Marina Manda Lembranças N o sábado havia acabado de ler a crônica de Agualusa que falava de um livro “Me chamem Cassandra”, a ser lançado br...
Marina Manda Lembranças
Marina Manda Lembranças
Cassandra é a pitonisa da mitologia grega. Recebe de Apolo o dom da profecia, mas por não ter correspondido ao seu amor, Apolo a condena a não ser mais acreditada nas suas previsões.
“Onde vão os dias que passam? – escreve Agualusa – Será que desaparecem como a mulher do mágico, no circo? Contudo, a mulher do mágico não desaparece, apenas muda de lugar. Desaparece no interior de uma caixa, para, decorridos breves instantes, saltar sorrindo de dentro de outra.”
Acha Agualusa que com os dias aconteça algo semelhante. Inocentes dizemos que passam. Mas talvez estejam guardados numa caixa, prontos a pular fora e se revelar a nossos olhos incrédulos.
A partir de crônica dele, passei a pensar e filosofar sobre o tempo.
Sabemos que o tempo é um conceito primitivo ligado à experiência, e interpretado como um sucessão ilimitada de instantes, mas possível de ser medida. No espaço sideral não existem relógios, mas o tempo existe.
Mas, se o tempo é um conceito primitivo, como passa de uma caixa para outra? Da caixa da velhice, para a caixa da juventude, onde será prontamente aproveitado.
Os dias por vir são uma incógnita para todos, menos para Cassandra.
Acho que o tempo é a suprema invenção do ser humano para enfrentar a vida e viver a morte.
Tão curta é nossa vida, que não aguentaríamos vive-la plenamente se não tivéssemos inventado o tempo.
Basta pensar na nossa infância, demoramos tanto a crescer, demoramos muito a alcançar as prateleiras de cima na cozinha para chegar às guloseimas que desejamos.
E quanto demoramos para chegar à juventude e sofrer de amor, ou por amor?

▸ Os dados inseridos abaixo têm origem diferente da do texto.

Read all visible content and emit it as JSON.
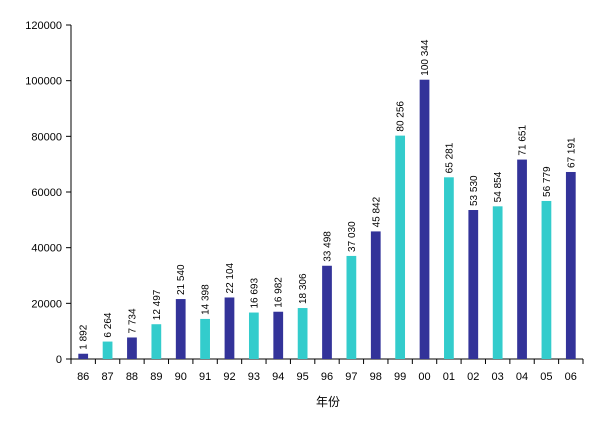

Quanto demoramos para realizar nossos sonhos, prefiro dizer projetos, porque sonhos são feitos de nuvens. E os sonhos como diz Calderón de la Barca em seu lindo poema “A vida é um sonho”, “sueños son”. Os projetos são mais estruturados, mais bem concebidos, mais fáceis de realizar.
Ainda assim quanto tempo levamos para realiza-los. Há seres humanos que morrem sem conseguir realizar seus projetos, sobretudo quando os projetos não estão de acordo com as condições e o talento de quem os idealizou.
Agualusa termina a crônica da seguinte forma: “Suspeito que a melancolia que o romance de Marcial Gala (este é o nome do autor, e me penitencio por ter dito o título do romance e não ter dito o nome de quem o escreveu) instala em quem o lê não tenha tanto a ver com o drama anunciado – o assassinato de Raul (personagem principal) nos confins de Angola – e sim com a implacável clarividência de Cassandra. Como pode ser feliz quem já conhece todos os dias que hão de vir?”
Eu acho o contrário. Que os dias por vir estabelecem em alguns seres humanos um estresse indizível. A pessoa não sabe se o negócio em que se meteu, tomando empréstimo no banco, vai dar certo ou naufragar. Outra pessoa não sabe se vai ser despejada. Outra não sabe se vai ser demitida, e anda tão difícil arrumar emprego! Outra, que nem eu, não sabe se o livro que está escrevendo vai conseguir se fazer ao largo, ou vai ser criticado.
Enfim, o futuro é mais motivo de angústia do que de felicidade. O ser humano, desde o momento em que nasce está com a morte guardada no coração.